Au Rwanda, l’ouverture du procès du célèbre chanteur Kizito Mihigo, rescapé du génocide, et de ses trois co-accusés a été reporté au 10 octobre prochain en raison d’un ajout plus que tardif d’un nouveau chef d’accusation par le parquet. De plus, deux des co-accusés du chanteur n’ont toujours pas pu avoir accès à un avocat. Kizito Mihigo et les trois autres prévenus, sont notamment accusés de « complicité de terrorisme » et « d’infraction contre le pouvoir établi ou le président de la République ».



Kizito Mihigo s'adresse aux médias à Kigali, le 15 avril 2014, après l'annonce de son arrestation la veille. AFP / Stéphanie AGLIETTI
Kizito Mihigo s'adresse aux médias à Kigali, le 15 avril 2014, après l'annonce de son arrestation la veille. AFP / Stéphanie AGLIETTI

Kizito Mihigo et ses co-accusés resteront donc encore un mois en prison avant que leur procès ne s'ouvre réellement. En cause, deux prévenus dont Cassien Ntamuhanga, un journaliste, se sont présentés à la barre sans avocats. M. Ntamuhanga affirme ne pas avoir les moyens de s'en procurer.

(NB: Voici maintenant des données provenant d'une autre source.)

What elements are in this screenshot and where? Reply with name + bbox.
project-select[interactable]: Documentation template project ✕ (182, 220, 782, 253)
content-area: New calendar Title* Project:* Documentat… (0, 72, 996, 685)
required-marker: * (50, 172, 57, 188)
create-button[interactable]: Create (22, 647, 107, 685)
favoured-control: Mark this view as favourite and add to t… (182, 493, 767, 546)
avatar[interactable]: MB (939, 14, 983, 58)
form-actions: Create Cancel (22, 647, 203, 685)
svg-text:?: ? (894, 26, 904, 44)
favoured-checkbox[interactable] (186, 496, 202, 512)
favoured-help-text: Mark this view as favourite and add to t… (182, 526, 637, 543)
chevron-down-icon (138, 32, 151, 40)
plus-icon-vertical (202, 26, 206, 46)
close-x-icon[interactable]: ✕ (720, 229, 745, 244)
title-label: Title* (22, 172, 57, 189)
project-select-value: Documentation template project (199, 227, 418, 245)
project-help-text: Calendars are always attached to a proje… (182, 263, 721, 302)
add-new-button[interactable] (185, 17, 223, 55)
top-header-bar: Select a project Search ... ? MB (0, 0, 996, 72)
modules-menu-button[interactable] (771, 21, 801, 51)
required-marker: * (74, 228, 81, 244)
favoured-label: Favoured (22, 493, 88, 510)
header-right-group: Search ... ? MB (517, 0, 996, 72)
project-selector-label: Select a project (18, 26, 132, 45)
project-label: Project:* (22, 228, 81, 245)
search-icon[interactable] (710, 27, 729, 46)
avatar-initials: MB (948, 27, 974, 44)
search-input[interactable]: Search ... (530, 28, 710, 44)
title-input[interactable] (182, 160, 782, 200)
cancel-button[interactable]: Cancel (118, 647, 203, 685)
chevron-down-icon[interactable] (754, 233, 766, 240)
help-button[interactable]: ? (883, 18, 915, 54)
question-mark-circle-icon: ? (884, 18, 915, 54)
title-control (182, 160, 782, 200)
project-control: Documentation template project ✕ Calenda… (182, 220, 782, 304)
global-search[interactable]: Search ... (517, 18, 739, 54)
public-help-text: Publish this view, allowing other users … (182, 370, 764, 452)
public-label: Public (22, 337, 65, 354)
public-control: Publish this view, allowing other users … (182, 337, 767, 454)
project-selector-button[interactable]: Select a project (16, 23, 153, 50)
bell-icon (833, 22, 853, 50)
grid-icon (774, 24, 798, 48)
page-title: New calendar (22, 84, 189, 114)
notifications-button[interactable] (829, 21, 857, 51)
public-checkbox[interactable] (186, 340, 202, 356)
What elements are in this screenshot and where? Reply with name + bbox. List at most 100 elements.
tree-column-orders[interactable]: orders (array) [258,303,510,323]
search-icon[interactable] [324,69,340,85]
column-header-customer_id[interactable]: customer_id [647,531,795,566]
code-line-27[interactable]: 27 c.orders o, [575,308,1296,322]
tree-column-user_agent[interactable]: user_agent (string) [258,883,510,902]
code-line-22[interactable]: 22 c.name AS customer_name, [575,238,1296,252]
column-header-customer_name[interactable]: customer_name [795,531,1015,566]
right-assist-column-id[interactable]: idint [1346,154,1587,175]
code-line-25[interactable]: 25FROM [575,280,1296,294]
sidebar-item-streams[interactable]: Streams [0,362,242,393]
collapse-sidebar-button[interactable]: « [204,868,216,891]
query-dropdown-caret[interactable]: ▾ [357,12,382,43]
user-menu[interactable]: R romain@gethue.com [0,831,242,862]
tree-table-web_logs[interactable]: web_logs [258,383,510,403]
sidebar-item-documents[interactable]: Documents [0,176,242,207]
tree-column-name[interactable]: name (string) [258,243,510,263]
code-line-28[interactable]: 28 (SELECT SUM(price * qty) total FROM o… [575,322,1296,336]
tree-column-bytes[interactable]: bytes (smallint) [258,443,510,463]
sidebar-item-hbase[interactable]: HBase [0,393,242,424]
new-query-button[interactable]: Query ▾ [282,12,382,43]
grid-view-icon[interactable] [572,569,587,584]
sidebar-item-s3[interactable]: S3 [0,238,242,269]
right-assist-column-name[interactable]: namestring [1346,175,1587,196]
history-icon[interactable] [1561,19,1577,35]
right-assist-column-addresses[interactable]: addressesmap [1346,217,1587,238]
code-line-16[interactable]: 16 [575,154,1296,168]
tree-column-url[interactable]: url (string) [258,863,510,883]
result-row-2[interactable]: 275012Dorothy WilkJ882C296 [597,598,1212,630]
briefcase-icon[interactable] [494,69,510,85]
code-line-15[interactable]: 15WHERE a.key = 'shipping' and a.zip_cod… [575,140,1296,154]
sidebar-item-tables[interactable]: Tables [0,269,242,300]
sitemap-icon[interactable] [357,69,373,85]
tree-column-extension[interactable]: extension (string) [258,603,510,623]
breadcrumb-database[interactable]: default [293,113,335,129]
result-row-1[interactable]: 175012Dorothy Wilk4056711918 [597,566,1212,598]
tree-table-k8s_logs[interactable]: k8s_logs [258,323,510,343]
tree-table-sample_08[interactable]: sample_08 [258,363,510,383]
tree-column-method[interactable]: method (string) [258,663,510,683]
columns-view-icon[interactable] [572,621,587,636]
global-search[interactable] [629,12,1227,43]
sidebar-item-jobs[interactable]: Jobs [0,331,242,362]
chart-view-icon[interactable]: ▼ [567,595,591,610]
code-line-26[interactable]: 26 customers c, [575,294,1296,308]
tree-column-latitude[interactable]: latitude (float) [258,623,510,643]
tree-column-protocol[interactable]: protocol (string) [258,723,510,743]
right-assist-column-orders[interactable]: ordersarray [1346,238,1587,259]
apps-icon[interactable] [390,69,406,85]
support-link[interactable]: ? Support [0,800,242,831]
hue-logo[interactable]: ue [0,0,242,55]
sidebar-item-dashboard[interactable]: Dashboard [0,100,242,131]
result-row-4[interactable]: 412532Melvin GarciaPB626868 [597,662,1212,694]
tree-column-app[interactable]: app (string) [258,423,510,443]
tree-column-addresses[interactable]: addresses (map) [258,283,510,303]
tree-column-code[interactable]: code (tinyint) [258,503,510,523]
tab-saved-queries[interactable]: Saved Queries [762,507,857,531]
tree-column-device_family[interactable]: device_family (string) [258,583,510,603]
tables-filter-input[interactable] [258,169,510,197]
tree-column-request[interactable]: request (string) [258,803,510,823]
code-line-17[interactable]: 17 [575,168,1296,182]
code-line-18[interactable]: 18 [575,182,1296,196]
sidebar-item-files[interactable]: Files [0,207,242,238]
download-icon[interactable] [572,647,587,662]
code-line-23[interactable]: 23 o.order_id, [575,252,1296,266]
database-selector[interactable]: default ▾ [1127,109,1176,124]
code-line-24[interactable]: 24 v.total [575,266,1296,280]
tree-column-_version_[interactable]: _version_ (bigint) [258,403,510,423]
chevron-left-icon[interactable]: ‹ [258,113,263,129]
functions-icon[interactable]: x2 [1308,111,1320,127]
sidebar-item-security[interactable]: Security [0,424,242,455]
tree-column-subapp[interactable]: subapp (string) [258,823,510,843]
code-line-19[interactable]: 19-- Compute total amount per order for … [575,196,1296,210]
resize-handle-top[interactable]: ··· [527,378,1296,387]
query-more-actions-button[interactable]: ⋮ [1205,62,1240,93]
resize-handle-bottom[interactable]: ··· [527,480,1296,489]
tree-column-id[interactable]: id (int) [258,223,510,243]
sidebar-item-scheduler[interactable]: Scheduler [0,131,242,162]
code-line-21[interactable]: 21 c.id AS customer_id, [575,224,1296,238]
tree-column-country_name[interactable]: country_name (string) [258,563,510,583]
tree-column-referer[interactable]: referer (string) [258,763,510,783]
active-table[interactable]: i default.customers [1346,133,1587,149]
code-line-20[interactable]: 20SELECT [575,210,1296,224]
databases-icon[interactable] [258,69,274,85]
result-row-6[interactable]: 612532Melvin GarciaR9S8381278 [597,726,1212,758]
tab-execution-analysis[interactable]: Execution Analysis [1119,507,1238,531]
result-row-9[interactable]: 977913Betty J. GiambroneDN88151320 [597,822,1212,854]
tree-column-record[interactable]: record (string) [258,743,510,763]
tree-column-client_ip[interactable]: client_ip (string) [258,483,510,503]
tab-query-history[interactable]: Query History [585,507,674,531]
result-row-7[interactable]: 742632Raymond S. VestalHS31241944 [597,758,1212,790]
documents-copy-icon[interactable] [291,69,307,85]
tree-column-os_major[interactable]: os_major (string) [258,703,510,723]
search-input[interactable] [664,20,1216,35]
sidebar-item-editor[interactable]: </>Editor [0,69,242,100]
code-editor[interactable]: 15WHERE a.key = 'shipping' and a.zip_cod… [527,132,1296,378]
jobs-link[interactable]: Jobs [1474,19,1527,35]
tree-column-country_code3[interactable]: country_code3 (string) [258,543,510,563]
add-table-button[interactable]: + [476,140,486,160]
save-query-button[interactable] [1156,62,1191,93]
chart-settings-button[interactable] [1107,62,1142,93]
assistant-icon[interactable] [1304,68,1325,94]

Autre raison de ce report, une nouvelle charge ajoutée au dossier de Kizito Mihigo et du journaliste, celle « conspiration en vue d’attenter à la vie d’un individu », selon le porte-parole du procureur Alain Mukuralinda. A la barre, les avocats du chanteur ont expliqué que cet élément ne leur avait été transmis que la veille et qu’il leur fallait donc plus de temps pour préparer leur défense.

Interrogé par RFI à l’issue de l’audience, l'un d'eux, Me John Bigarama s'est dit « écœuré » et « surpris », tout en reconnaissant qu'il s'agissait d'une prérogative du ministère public de présenter de nouvelles pièces au dossier.

Lors d’audiences préalables à son procès en avril dernier Kizito Mihigo avait admis avoir eu des conversation via Internet avec des membres de l’opposition.  Il a également admis avoir estimé, au cours d’une ces conversations, préférer la mort du président rwandais Paul Kagame plutôt qu’une guerre n’éclate au Rwanda, tout en ajoutant qu’il ne s’agissait que de paroles.